No habla aqui

Hola.  Who decided we need to be directed to where to bring our returns in the mega-hardware-marts in Spanish?  Every sign in the two major home improvement chains down the streets from Either of We’s houses is bilingual.  The only problem is the second language isn’t the predominant one spoken here.  We live in a part of the country where the only people who speak Spanish are the high schoolers taking it for their language requirement.  And of those who do speak more than one language, English is still 100% the first choice although there are a few who specialize in bar talk in Polish, German, and Italian.

Now we don’t mean to be uncaring to Spanish speakers across the country, but something strange is going on and it involves Español.  She of we recently got a new television set.  She set it up according to the detailed instructions that come with televisions nowadays.  You know, that paper packed just under the box top that opens to a 5 foot by 7 foot poster covered with pictograms of the TV and all of the various components one might attach to the TV accompanied by the copyright in 18 languages in a font so small it would never be possible with movable type.  Do you remember when the only instructions for a TV were: 1. plug it in, 2. turn it on?  But we digress.  After several hours and two bottles of wine the set was plugged in and turned on.  Everything seemed to work.  Except…

Except every time she goes to the high definition version of ABC she gets Spanish subtitles.  Closed captioning is not turned on.  We’ve checked.  No default for that channel, no special instruction for that channel.  They just show up.  But only on that channel.  Not that network because the regular non high definition version of the same network doesn’t have them on screen.  Just the high def version.  Just that channel.  Just one out of 800.  And in Spanish!

Allow us to add to the peculiarities of this report.  Friends of ours have a television set that they have had for years.  And for years, one particular show on one particularly network (a weekly live sports cast during the football season on Monday nights) has appeared on their television with Spanish voiceovers.  Only that show.  Only that station.  Only that television.  We really aren’t making this up.  We can call them over to confirm this idiosyncrasy.  They tried different rooms.  They tried different cables.  They even moved.  (Actually they didn’t move because of the television set but it made a dramatic transition, don’t you think?)  Then they moved, brought the set with them, set it up again, but the Spanish speaking commentators stayed away.  Nobody ever found out why.  To be honest, nobody ever looked for why.  They were just happy they could watch football and understand the juego por juego.

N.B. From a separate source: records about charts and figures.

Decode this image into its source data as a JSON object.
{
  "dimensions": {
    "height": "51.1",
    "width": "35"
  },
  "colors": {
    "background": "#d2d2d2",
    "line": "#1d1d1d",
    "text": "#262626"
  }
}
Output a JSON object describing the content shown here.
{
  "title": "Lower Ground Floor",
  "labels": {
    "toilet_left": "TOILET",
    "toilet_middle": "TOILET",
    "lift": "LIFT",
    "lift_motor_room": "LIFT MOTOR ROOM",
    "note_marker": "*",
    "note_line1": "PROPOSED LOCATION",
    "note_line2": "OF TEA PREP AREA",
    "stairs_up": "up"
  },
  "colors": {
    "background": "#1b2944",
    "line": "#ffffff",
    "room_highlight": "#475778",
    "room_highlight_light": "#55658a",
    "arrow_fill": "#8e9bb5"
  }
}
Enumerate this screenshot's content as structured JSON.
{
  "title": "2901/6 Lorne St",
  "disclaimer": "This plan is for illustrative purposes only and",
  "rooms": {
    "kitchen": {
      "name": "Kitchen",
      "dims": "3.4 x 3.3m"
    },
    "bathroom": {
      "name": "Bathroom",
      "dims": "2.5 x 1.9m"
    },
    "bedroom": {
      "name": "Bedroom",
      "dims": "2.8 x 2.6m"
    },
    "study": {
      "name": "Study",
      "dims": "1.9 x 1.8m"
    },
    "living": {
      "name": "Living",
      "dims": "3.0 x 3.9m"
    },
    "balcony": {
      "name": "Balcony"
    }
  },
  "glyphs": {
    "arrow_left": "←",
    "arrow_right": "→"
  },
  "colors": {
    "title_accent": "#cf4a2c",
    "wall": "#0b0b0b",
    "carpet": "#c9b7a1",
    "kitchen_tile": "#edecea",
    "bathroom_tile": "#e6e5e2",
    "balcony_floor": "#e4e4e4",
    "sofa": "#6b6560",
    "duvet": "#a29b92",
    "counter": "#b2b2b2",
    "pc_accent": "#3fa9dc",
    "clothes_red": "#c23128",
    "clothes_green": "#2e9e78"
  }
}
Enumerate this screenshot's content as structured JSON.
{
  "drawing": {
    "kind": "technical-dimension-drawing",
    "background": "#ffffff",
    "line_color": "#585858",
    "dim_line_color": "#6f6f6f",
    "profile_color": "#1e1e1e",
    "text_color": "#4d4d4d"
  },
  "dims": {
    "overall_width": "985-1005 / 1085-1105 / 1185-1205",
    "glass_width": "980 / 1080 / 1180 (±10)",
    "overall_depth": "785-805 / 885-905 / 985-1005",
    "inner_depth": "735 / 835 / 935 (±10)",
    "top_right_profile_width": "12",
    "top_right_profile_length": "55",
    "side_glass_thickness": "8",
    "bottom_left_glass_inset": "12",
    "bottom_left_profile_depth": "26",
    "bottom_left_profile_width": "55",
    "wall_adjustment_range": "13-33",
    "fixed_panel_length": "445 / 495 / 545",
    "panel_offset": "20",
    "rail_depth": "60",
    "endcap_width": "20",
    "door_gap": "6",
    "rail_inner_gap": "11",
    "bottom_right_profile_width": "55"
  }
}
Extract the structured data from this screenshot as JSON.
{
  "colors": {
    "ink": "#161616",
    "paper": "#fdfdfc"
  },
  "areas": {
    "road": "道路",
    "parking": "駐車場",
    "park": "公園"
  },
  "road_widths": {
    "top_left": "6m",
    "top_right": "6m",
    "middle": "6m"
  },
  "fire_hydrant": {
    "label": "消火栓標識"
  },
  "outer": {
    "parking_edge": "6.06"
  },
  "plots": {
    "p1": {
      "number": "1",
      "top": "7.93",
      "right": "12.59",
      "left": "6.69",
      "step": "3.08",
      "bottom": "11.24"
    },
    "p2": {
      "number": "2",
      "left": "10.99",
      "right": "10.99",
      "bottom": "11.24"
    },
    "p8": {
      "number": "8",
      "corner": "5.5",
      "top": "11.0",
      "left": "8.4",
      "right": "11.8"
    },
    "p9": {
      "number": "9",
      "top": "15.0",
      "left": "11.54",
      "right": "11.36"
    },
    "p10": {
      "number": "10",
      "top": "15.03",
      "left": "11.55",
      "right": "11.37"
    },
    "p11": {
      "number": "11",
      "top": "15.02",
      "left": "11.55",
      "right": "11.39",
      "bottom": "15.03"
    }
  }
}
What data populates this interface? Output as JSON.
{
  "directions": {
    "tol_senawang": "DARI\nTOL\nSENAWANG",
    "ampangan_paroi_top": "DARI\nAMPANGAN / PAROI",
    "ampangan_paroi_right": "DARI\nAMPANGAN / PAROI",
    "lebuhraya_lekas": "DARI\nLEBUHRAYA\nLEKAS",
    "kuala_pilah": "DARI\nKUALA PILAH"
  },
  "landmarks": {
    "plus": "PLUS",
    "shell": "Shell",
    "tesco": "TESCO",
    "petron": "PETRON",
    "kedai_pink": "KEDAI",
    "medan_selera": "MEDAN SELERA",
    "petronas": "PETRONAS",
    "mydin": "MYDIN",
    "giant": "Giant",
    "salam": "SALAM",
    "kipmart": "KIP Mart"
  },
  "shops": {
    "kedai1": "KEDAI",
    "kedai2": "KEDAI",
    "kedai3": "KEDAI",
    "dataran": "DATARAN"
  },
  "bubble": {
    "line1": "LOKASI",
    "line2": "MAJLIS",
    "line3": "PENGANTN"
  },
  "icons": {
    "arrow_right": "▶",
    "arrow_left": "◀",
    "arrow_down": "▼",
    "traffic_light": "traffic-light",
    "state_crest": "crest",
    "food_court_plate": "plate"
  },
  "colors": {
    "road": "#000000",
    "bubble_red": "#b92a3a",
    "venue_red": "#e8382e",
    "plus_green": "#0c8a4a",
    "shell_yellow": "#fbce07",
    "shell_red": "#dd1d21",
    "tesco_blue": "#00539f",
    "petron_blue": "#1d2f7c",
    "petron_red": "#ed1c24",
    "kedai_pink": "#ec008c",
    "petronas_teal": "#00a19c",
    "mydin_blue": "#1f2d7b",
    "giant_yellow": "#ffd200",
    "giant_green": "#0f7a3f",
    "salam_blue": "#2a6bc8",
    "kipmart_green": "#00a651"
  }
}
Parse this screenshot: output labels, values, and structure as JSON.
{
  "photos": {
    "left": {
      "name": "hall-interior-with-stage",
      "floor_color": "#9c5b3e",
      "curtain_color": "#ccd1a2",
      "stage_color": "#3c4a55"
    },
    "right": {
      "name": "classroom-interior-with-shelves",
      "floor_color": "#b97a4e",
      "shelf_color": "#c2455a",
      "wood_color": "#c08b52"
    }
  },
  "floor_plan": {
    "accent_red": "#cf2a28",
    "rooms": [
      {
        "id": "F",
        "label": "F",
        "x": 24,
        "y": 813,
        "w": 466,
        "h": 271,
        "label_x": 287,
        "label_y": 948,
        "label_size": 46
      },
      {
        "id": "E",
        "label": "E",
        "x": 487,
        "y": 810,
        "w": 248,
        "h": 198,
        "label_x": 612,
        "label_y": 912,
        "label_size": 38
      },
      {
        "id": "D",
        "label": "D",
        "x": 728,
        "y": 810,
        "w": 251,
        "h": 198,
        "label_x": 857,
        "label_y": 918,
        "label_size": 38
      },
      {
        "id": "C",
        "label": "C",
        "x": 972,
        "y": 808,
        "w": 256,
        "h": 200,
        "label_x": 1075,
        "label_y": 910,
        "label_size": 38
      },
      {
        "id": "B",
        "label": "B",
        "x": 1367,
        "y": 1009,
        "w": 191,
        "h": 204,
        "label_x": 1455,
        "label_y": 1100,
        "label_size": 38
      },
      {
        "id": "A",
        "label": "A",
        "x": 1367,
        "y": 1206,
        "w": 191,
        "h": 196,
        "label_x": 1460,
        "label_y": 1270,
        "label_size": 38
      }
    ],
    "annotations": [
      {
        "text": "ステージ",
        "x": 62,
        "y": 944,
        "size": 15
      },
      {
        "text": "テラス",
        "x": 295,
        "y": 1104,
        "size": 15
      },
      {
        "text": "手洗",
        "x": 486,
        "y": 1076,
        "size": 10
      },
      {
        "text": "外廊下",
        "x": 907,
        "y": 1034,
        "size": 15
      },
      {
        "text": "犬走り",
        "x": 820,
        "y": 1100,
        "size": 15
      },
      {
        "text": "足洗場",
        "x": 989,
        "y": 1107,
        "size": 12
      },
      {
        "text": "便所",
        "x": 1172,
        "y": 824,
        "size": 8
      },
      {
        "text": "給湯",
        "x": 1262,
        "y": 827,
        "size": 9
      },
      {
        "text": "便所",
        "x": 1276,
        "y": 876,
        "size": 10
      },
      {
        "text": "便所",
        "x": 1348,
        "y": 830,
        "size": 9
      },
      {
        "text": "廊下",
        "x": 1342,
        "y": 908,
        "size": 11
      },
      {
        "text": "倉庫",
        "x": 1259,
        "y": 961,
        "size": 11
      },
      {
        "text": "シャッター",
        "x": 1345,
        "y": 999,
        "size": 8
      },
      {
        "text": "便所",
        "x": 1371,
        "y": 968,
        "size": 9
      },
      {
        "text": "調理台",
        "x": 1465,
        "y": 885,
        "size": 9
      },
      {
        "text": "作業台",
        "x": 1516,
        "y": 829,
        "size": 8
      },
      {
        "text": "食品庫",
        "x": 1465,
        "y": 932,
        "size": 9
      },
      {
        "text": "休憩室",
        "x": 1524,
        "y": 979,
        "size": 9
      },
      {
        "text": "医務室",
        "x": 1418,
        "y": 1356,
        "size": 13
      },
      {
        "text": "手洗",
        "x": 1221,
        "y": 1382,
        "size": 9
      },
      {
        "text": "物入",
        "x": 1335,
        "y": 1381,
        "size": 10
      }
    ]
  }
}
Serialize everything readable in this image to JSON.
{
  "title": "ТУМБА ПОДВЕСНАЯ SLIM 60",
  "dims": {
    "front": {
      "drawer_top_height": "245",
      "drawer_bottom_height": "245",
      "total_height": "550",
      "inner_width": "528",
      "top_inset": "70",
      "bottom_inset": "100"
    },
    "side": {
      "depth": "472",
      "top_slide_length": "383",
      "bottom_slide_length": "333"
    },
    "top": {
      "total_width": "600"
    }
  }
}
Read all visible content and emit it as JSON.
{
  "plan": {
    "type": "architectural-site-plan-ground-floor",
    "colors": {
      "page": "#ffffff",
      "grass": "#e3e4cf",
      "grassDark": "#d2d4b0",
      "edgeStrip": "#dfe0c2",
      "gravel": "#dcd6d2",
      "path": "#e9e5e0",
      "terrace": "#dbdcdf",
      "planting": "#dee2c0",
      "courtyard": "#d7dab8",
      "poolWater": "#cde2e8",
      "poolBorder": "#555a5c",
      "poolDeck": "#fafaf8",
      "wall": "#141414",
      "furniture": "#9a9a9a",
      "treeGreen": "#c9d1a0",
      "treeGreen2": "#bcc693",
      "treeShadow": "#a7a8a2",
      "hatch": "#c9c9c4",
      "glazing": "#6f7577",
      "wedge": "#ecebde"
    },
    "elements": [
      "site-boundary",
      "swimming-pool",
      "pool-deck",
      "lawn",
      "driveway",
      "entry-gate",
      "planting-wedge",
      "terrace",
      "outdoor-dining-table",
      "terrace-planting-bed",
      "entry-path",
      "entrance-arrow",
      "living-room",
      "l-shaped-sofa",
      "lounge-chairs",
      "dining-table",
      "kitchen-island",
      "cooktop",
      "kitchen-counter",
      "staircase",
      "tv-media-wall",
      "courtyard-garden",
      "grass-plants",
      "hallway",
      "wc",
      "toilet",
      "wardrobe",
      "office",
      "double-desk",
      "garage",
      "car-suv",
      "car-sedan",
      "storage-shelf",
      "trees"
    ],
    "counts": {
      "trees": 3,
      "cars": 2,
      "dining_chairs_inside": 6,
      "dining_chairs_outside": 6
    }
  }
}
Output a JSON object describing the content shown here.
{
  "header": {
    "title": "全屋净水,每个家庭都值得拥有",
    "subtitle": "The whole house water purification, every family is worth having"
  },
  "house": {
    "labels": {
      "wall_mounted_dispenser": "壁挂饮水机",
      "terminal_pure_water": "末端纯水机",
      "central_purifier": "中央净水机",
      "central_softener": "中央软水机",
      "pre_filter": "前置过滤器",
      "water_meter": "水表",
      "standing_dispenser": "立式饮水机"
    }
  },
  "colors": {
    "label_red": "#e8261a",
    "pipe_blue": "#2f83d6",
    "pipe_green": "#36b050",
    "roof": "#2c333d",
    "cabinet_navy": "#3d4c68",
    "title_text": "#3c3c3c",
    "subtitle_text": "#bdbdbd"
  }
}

Too strange to be true?  Not at all.   Televisions and radios have long picked up spurious signals and played havoc with the one that the viewer or listener was expecting.  He of We had a radio that picked up an AM signal from a city some 900 miles away while seemingly tuned to a station on the FM band.  The strange thing is that it’s all in Spanish. 

Those who should know such things (we’re not sure why they should but they do) say that a little over 10% of the population of the United States speaks Spanish as their primary language and that half of them speak only Spanish or one of several Spanish dialects.  We find it a little odd over 5% of the country cannot speak the official language but that’s a different blog.  What we find stranger is that for the sake of 5% of the country there are small electronics that have taken it upon them to speak and spell in Spanish, dialect unknown.   

Perhaps a bit more unsettling is that all throughout the country, regardless of the concentration of language spoken, there are major retail chains, clearly not wanting to miss a sell to anybody, that have spent millions on signs directing shoppers where to go to find a battery operated destornillador.   Even where the only Spanish speakers only speak it Monday through Friday during Period 3 until the end of this semester. 

We think that’s a lot of duplication of effort that the stockholders might want to look into.  Three hundred million people can find their destornillador on the strength of the English half of the sign alone.  Think of all the paper we would save if we cut those signs in half.      

Now, that’s what we think.  Really.  How ‘bout you?